Neuronal ceroid lipofuscinoses (NCL), also known as Batten disease, comprise a group of childhood neurodegenerative disorders. These conditions can be caused by mutations in 14 genes (CLN1 for CLN14), all of which lead to the accumulation of insoluble toxic waste deposits, called lipofuscins, inside cells.

One of these genes is CLN6, which provides instructions for making the CLN6 protein. Mutations in CLN6 have been linked to a particular type of NCL, called CLN6 disease, which includes both late childhood and adult disease subtypes.

The molecular mechanisms underlying CLN6 disease remain largely unknown, mainly due to the lack of information regarding the role of the CLN6 protein in the body.

In a previous study, the same group of researchers showed that CLN6 can prevent other proteins from forming aggregates. “This finding led us to hypothesize that CLN6 dysfunction causes an accumulation of protein aggregates, leading to the development of CLN6 disease,” the researchers wrote.

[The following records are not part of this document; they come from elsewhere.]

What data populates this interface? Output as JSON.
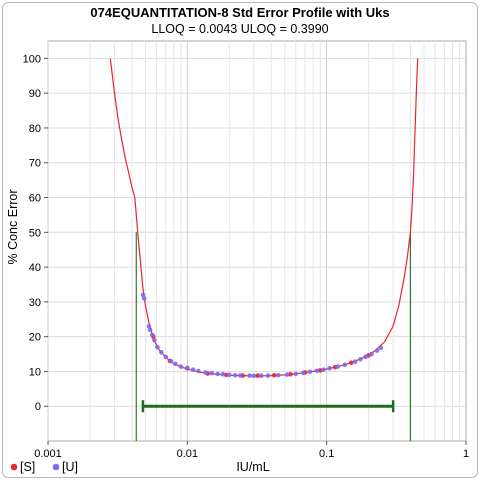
{
  "chart_data": {
    "type": "line",
    "title": "074EQUANTITATION-8 Std Error Profile with Uks",
    "subtitle": "LLOQ = 0.0043  ULOQ = 0.3990",
    "xlabel": "IU/mL",
    "ylabel": "% Conc Error",
    "x_scale": "log",
    "xlim": [
      0.001,
      1
    ],
    "ylim": [
      -10,
      105
    ],
    "x_ticks": [
      0.001,
      0.01,
      0.1,
      1
    ],
    "x_tick_labels": [
      "0.001",
      "0.01",
      "0.1",
      "1"
    ],
    "y_ticks": [
      0,
      10,
      20,
      30,
      40,
      50,
      60,
      70,
      80,
      90,
      100
    ],
    "y_tick_labels": [
      "0",
      "10",
      "20",
      "30",
      "40",
      "50",
      "60",
      "70",
      "80",
      "90",
      "100"
    ],
    "grid": true,
    "profile_curve": {
      "color": "#e8262b",
      "points": [
        [
          0.0028,
          100
        ],
        [
          0.003,
          90
        ],
        [
          0.0032,
          82
        ],
        [
          0.0034,
          76
        ],
        [
          0.0036,
          71
        ],
        [
          0.0038,
          67
        ],
        [
          0.004,
          63
        ],
        [
          0.0042,
          60
        ],
        [
          0.0043,
          55
        ],
        [
          0.0044,
          50
        ],
        [
          0.0046,
          42
        ],
        [
          0.0048,
          34
        ],
        [
          0.005,
          29
        ],
        [
          0.0053,
          24
        ],
        [
          0.0057,
          19.5
        ],
        [
          0.0062,
          16.5
        ],
        [
          0.007,
          14
        ],
        [
          0.008,
          12.2
        ],
        [
          0.0095,
          11
        ],
        [
          0.011,
          10.2
        ],
        [
          0.013,
          9.6
        ],
        [
          0.016,
          9.2
        ],
        [
          0.02,
          8.9
        ],
        [
          0.025,
          8.8
        ],
        [
          0.03,
          8.7
        ],
        [
          0.04,
          8.8
        ],
        [
          0.05,
          9.0
        ],
        [
          0.065,
          9.5
        ],
        [
          0.08,
          10.0
        ],
        [
          0.1,
          10.7
        ],
        [
          0.12,
          11.4
        ],
        [
          0.15,
          12.5
        ],
        [
          0.18,
          13.8
        ],
        [
          0.22,
          15.8
        ],
        [
          0.26,
          18.5
        ],
        [
          0.3,
          23
        ],
        [
          0.33,
          29
        ],
        [
          0.36,
          37
        ],
        [
          0.38,
          43
        ],
        [
          0.399,
          50
        ],
        [
          0.41,
          57
        ],
        [
          0.42,
          66
        ],
        [
          0.43,
          78
        ],
        [
          0.44,
          90
        ],
        [
          0.45,
          100
        ]
      ]
    },
    "loq_lines": {
      "color": "#2a7a2a",
      "lloq": 0.0043,
      "uloq": 0.399,
      "level": 50
    },
    "range_bar": {
      "color": "#1f6b1f",
      "x_start": 0.0048,
      "x_end": 0.3,
      "y": 0
    },
    "series": [
      {
        "name": "[S]",
        "color": "#e8262b",
        "points": [
          [
            0.0057,
            20
          ],
          [
            0.0075,
            13
          ],
          [
            0.01,
            10.9
          ],
          [
            0.014,
            9.4
          ],
          [
            0.019,
            9.0
          ],
          [
            0.025,
            8.8
          ],
          [
            0.032,
            8.8
          ],
          [
            0.042,
            8.9
          ],
          [
            0.055,
            9.2
          ],
          [
            0.07,
            9.7
          ],
          [
            0.09,
            10.3
          ],
          [
            0.115,
            11.2
          ],
          [
            0.15,
            12.5
          ],
          [
            0.2,
            14.6
          ]
        ]
      },
      {
        "name": "[U]",
        "color": "#7b6cf0",
        "points": [
          [
            0.0048,
            32
          ],
          [
            0.0049,
            31
          ],
          [
            0.0053,
            23
          ],
          [
            0.0054,
            22
          ],
          [
            0.0056,
            20.5
          ],
          [
            0.0058,
            19
          ],
          [
            0.0061,
            17
          ],
          [
            0.0065,
            15.5
          ],
          [
            0.007,
            14.2
          ],
          [
            0.0076,
            13
          ],
          [
            0.0082,
            12.2
          ],
          [
            0.009,
            11.4
          ],
          [
            0.01,
            11
          ],
          [
            0.011,
            10.5
          ],
          [
            0.012,
            10.1
          ],
          [
            0.0135,
            9.7
          ],
          [
            0.015,
            9.5
          ],
          [
            0.0165,
            9.3
          ],
          [
            0.018,
            9.2
          ],
          [
            0.02,
            9.0
          ],
          [
            0.022,
            8.9
          ],
          [
            0.024,
            8.85
          ],
          [
            0.028,
            8.8
          ],
          [
            0.03,
            8.75
          ],
          [
            0.034,
            8.8
          ],
          [
            0.038,
            8.8
          ],
          [
            0.045,
            8.9
          ],
          [
            0.052,
            9.1
          ],
          [
            0.06,
            9.3
          ],
          [
            0.068,
            9.6
          ],
          [
            0.076,
            9.9
          ],
          [
            0.085,
            10.2
          ],
          [
            0.095,
            10.5
          ],
          [
            0.105,
            10.9
          ],
          [
            0.12,
            11.4
          ],
          [
            0.135,
            11.9
          ],
          [
            0.16,
            12.8
          ],
          [
            0.175,
            13.5
          ],
          [
            0.19,
            14.2
          ],
          [
            0.21,
            15.0
          ],
          [
            0.23,
            16.0
          ],
          [
            0.245,
            16.8
          ]
        ]
      }
    ]
  }
}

To test this idea, the researchers created several versions of the CLN6 protein containing mutations in a particular region of the protein thought to be important for its anti-protein aggregate function.

They then compared the ability of these mutant versions of CLN6 to prevent the aggregation of four different alpha B-crystalline (αBC) mutant proteins that are highly prone to aggregation. They also did the same tests with the normal version of CLN6, which served as a control for the comparison.

The results showed that one version of the CLN6 protein (rg106ProfsX) containing a mutation equivalent to that found in a mouse model of late childhood onset CLN6 disease (nclf mutant) failed to prevent the mutant αBC proteins from clumping together.

In contrast, two other mutant versions of the CLN6 protein containing mutations associated with the adult form of the disease successfully prevented αBC protein aggregation. While one of these CLN6 mutants (Arg149Cys) was found to prevent aggregation of two types of αBC mutants, the other (Arg149His) did so in all four.

Both mutations led to the substitution of the amino acid arginine at the same position of the protein sequence by cysteine ​​in one case, and by histidine in the other. (Amino acids are the building blocks of proteins.) Based on these observations, the researchers suggested that the anti-aggregation activity of CLN6 appears to be controlled by the specific amino acid changes that occur at specific positions in its sequence.

“However, success in combating the four αBC mutants does not necessarily guarantee that a full range of CLN6 targets can avoid aggregation in patients. [carrying distinct mutations on each CLN6 gene copy],” they wrote.

For this reason, the investigators do not rule out that other “defects in the functions of yet unidentified CLN6”, other than a reduction in its anti-aggregating activity, could contribute to the development of CLN6 disease, and may be the reason why the disease manifests itself at different ages.

Nevertheless, they propose “that the gradual reduction in the anti-aggregating activity of CLN6 governs the clinical course of late-onset NCL in children and adults.”